Many Rhino Calves Swept Away In Recent Flooding In Nepal

Many Rhino Calves Swept Away In Recent Flooding In Nepal

Sept. 16, 2017, 10:26 a.m.

Many calves of endangered one-horned rhino might have been swept away in the flooding in the Chitwan National Park, estimated the CNP.

According to a news report published by Rashtriya Samachar Samiti, the CNP has proposed a rhino count in the next year, breaking the regular routine of conducting a rhino census in every four years. The previous count was carried out in 2015.

CNP Chief Conservation Officer Ram Chandra Kandel informed, “Around 50 calves of rhino are born every year, and that calves along with their mothers might have been washed away in the disaster.”

Three rhinos were killed in the flooding, he said.

So far eight rhinos that were swept away in the disaster and dumped at an Indian place were rescued and taken to the CNP, he said adding “Another is still stranded there.”

Likewise, a rhino, which was washed in the calamity, is stranded in Narasahi in Nawalparasi and another one is at Tribeni with its calf.

CNP Information Officer Nurendra Aryal said the rhino calves remain with their mother for nearly three years. This means that some 150 calves are estimated to be with the mother.

The rhinos were swept away by the extensive floods triggered by the incessant rainfall in August.
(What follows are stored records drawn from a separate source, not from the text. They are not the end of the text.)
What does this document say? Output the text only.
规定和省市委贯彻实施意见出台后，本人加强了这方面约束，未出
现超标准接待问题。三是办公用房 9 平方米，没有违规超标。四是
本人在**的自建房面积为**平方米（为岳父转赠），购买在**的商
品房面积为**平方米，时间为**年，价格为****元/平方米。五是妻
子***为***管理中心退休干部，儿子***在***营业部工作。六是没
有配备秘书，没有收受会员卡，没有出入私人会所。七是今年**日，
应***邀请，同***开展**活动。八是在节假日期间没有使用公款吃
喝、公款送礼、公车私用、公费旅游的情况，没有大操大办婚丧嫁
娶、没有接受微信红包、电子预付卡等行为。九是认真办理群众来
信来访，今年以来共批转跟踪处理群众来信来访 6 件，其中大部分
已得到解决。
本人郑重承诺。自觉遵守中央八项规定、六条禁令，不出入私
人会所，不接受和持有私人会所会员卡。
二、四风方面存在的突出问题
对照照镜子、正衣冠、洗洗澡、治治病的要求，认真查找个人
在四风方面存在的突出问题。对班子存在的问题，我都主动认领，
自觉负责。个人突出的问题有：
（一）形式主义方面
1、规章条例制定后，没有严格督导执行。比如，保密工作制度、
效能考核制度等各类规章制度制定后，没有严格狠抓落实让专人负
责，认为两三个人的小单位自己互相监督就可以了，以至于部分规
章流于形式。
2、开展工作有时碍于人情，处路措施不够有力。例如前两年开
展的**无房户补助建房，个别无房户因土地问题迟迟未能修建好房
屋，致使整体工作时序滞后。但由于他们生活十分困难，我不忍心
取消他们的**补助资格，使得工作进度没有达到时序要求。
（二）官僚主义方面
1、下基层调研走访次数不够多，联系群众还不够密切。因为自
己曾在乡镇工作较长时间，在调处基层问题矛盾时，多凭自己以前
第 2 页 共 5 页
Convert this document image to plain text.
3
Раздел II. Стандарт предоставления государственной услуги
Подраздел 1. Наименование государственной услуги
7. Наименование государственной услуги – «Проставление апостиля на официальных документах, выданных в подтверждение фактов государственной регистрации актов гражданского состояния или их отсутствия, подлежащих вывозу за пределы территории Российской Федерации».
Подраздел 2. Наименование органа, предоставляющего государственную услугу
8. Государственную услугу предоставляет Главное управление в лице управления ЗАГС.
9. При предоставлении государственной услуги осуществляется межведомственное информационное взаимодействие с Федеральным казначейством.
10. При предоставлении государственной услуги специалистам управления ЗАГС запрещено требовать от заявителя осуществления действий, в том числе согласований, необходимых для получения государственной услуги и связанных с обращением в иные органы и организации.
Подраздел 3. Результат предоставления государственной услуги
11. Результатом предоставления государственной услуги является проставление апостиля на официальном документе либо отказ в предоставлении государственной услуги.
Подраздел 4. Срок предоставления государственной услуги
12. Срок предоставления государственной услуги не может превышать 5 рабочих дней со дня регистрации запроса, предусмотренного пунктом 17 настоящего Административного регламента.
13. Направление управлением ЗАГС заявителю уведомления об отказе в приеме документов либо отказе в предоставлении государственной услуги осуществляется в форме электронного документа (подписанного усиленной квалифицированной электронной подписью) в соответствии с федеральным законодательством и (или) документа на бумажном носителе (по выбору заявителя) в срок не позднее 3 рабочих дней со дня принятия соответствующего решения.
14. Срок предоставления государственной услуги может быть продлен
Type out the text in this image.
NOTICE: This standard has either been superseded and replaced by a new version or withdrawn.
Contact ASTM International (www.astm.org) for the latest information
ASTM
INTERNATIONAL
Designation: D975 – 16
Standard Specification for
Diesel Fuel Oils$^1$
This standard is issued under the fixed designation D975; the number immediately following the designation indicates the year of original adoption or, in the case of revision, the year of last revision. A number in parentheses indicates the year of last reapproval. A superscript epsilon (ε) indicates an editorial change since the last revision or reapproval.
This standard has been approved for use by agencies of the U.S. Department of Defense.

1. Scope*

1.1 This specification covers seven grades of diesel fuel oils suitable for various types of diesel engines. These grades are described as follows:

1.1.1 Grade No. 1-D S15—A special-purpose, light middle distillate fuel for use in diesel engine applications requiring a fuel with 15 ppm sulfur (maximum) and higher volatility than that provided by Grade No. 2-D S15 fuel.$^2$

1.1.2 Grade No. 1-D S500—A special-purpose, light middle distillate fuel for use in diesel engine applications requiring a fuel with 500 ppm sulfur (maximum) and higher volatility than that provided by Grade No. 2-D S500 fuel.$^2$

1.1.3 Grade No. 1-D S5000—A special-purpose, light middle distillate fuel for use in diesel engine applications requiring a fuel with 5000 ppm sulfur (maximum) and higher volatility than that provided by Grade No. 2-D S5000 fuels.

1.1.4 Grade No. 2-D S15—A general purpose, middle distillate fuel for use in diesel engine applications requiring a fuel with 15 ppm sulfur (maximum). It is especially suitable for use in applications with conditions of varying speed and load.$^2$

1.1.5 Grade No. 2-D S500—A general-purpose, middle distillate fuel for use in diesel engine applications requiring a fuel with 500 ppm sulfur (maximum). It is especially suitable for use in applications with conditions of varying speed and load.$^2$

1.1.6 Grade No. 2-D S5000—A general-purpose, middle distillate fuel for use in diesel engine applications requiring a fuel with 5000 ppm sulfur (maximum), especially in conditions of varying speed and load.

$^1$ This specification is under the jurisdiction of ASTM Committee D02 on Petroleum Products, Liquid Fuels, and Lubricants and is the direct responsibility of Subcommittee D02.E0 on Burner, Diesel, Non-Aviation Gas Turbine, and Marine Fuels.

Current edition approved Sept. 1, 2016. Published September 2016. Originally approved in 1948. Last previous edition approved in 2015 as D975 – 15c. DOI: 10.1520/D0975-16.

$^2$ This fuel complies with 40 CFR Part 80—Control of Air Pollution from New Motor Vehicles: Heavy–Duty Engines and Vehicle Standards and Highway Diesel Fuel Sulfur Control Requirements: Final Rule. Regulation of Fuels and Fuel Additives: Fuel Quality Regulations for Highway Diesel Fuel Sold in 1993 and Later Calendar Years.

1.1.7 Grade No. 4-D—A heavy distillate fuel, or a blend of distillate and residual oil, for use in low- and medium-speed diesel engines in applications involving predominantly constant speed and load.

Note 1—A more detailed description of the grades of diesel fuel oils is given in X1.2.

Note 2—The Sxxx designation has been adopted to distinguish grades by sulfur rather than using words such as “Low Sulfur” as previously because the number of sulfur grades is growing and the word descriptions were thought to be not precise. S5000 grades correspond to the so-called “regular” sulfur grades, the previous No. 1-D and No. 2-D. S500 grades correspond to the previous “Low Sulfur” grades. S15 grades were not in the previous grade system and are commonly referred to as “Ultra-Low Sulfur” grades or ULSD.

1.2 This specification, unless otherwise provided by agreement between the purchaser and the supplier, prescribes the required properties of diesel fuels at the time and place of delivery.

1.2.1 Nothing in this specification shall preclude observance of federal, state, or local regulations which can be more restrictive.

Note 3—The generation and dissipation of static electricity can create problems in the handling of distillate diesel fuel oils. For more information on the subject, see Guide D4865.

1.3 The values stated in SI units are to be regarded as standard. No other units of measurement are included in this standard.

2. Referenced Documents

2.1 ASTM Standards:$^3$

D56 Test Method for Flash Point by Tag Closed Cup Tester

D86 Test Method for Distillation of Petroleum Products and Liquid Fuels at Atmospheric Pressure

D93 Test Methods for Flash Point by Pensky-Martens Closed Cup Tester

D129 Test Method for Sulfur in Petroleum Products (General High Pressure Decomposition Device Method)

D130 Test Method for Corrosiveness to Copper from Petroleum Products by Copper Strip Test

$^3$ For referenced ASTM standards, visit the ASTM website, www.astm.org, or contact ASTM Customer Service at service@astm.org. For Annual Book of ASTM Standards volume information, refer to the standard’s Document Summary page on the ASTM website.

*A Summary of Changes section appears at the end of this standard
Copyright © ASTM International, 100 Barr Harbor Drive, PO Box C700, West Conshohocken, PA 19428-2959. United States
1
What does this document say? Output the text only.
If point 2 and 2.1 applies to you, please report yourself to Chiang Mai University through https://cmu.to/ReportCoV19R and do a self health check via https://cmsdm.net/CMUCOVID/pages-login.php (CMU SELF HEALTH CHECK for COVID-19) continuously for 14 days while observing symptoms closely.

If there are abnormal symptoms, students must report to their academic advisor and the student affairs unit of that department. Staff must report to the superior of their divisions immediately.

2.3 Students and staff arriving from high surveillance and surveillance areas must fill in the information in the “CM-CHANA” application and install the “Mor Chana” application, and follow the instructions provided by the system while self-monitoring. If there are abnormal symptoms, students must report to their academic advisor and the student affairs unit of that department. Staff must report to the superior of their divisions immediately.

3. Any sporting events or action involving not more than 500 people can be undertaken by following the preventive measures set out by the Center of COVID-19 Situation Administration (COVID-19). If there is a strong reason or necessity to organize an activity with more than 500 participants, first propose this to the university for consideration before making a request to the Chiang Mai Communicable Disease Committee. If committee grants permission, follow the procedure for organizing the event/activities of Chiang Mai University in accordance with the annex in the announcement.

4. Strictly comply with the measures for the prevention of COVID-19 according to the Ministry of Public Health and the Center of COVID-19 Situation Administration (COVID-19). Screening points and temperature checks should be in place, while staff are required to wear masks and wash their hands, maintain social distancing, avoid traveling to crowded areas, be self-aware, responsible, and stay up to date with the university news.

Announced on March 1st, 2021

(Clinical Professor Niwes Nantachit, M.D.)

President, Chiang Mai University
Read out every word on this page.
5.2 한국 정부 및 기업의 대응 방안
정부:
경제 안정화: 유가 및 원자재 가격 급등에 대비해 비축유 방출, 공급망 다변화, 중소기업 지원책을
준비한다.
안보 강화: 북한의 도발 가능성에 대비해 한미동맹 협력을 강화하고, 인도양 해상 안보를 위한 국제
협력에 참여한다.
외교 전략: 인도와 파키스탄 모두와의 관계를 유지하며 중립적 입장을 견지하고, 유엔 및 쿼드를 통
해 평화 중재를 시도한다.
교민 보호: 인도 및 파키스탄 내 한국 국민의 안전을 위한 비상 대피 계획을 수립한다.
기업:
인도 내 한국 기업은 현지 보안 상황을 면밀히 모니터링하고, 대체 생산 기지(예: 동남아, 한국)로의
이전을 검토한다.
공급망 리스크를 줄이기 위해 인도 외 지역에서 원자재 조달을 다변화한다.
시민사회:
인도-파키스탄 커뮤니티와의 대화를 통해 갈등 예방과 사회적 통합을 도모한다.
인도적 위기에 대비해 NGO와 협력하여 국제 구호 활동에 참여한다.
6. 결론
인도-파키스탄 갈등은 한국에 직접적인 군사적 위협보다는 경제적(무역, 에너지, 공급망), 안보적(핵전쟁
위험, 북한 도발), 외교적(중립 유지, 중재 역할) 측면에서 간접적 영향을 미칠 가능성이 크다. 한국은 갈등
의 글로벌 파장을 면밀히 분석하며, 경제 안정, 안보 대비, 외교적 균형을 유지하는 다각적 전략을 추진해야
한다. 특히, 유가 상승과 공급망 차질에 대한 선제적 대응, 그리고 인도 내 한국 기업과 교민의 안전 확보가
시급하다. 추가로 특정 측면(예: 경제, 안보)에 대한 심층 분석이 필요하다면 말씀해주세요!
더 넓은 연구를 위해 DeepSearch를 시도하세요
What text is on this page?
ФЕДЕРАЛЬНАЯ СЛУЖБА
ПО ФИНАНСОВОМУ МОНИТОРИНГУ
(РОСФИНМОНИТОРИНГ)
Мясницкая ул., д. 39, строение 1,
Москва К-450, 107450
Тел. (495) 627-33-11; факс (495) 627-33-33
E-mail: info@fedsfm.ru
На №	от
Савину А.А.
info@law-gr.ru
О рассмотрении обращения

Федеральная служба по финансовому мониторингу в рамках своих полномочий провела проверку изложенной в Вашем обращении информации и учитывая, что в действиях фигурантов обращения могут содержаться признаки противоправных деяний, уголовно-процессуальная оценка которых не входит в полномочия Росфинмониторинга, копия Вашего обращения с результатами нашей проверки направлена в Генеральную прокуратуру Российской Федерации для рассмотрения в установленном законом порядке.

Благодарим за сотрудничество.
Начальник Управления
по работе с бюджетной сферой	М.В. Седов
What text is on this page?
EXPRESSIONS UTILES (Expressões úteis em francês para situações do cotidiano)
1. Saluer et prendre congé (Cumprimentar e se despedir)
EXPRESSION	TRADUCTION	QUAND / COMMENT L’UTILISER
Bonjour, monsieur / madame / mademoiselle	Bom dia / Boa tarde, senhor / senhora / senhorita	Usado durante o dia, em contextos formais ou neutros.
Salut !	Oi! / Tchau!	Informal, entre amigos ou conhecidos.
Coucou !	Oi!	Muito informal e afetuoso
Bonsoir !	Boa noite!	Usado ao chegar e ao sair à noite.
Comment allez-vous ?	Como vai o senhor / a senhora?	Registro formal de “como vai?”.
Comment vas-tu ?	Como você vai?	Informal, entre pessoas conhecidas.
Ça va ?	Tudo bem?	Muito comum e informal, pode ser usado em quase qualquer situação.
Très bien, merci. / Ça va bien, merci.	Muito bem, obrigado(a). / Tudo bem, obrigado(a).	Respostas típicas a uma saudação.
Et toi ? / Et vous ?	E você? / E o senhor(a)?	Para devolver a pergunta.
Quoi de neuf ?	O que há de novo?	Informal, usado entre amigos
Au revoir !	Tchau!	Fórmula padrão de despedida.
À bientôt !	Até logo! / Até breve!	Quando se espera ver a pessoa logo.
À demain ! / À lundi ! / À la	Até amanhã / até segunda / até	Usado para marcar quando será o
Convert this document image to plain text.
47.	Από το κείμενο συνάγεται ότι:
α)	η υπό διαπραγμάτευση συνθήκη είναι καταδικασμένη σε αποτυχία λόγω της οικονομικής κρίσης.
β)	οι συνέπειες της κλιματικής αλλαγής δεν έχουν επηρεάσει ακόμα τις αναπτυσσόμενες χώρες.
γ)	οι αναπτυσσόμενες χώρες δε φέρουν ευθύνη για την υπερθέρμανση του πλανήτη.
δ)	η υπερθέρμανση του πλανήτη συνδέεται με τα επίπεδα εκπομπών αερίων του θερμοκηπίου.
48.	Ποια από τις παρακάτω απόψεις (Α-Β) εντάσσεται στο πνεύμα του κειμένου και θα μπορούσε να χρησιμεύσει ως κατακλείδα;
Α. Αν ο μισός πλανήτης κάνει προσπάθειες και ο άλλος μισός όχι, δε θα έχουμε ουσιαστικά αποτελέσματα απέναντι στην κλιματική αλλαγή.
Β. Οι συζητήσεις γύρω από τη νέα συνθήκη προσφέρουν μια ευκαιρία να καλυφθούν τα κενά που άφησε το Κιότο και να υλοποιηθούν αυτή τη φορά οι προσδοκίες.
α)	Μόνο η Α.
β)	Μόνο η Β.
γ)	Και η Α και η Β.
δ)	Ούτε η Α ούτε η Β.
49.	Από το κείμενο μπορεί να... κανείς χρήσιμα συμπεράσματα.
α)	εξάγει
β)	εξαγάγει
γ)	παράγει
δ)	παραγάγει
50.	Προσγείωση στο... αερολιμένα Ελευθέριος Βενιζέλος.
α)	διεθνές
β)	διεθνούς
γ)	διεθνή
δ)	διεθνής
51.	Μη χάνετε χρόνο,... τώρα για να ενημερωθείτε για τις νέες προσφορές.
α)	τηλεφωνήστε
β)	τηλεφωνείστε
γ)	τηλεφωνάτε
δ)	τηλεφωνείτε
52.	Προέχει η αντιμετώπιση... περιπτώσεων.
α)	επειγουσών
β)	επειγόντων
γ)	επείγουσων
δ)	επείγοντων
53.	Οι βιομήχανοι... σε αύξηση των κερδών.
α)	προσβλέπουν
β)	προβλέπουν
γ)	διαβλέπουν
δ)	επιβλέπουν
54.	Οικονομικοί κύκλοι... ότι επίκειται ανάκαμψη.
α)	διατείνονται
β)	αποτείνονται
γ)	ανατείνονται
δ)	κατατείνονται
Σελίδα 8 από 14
Most of the rhinos rescued from the Indian area are adult rhinos.

According to the Park employees, the rhinos in the park are in a state of confusion as they were washed away from their habitat to new places by the floods.

Even the rescued rhinos are the feeble and emaciated condition as they went without food and post-disaster trauma for nearly three weeks.

Chief Conservation Officer Kandel said that they were proposing to hold a rhino census in 2018 for determining the exact rhino population in the park after the flooding.

As per the 2015 rhino census, the number of rhinos in the park was 605. Eight rhinos were shifted to Bardia and five to Shuklaphanta from the CNP in the subsequent years.

The Park is also planning to hold a tiger census to ascertain the tiger population as they were also washed away by the flood.

It is estimated that more than 1000 herbivores including wild boars, deer, and spotted deer among others also died in the flood.